Section 3(4) Liquidation
The Company may be liquidated upon the vote of the
holders of at least seventy-five percent (75%) of the
Shares. In the event of any voluntary or involuntary
liquidation, dissolution or winding up of the affairs
of the Company, after payment of all liabilities of the
Company, each holder of Shares of a series shall be
entitled to receive an amount equal to his share (based
on his proportionate ownership of such series) of the
Subsidiary Capital Account balance related to his
series of Shares before any distribution of the assets
of the Company shall be made to holders of the Common
shares. After such payment shall have been made in
full to the holders of the outstanding Shares, or funds
necessary for such payment shall have been set aside in
trust for the account of the holders of the outstanding
Shares so as to available therefor, the holders of the
outstanding Shares shall be entitled to no further
participation in the distribution of the assets of the
Company, and the remaining assets of the Company, if
any, shall be divided and distributed among the holders
of the Common shares then outstanding pro rata based on
their respective shares.
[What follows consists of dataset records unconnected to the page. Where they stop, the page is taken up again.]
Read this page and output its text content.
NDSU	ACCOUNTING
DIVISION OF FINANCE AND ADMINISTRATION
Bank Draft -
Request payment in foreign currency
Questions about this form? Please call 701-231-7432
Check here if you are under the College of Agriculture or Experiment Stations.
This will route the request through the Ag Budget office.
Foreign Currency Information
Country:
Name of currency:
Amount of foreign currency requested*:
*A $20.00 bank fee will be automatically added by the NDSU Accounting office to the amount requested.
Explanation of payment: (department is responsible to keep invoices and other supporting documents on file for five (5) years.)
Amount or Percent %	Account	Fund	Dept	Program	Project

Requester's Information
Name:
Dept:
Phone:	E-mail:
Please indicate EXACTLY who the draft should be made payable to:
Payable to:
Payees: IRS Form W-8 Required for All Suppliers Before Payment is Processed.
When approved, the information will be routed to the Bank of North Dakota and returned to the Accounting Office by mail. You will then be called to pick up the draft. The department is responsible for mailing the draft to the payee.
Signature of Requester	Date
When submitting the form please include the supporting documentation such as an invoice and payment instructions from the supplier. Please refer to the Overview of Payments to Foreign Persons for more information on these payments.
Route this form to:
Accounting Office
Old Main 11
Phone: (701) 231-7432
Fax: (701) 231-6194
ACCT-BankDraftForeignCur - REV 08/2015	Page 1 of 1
A consolidation or merger of
the Company, or sale or transfer of all or
substantially all its assets, or any purchase or
redemption of shares of the Company of any class or
series, shall not be regarded as a "liquidation,
dissolution, or winding up" within the meaning of this
paragraph.
Section 3(5)(d) Dividends
In no event shall any dividend whatever be paid upon or
declared or set apart for the Common shares, unless and
until all minimum annual dividends required to be paid
on the then outstanding Shares for the then current
period shall have been paid or declared and set apart
for payment.
PROXY
MOTORS MECHANICAL REINSURANCE COMPANY, LIMITED
I/We, , a member of the above-named company
hereby appoint Ronald W. Jones, Vice President-Finance of the
Company as my/our proxy to vote for me/us on my/our behalf at the
shareholders meeting to be held on the 8th day of April, 1994 or
at any adjournment thereof and in particular to vote for:
(i) The election of Donald C. Mealey to serve as a
director representing the participating
shareholders;
(ii) The approval of the amendments of the Company's
Restated Articles of Incorporation as contained in
the proxy statement dated March 15, 1994; and
(iii) The confirmation of Deloitte & Touche as the
auditors of the Company for the current fiscal
year.
Dated this _____ day of April, 1994.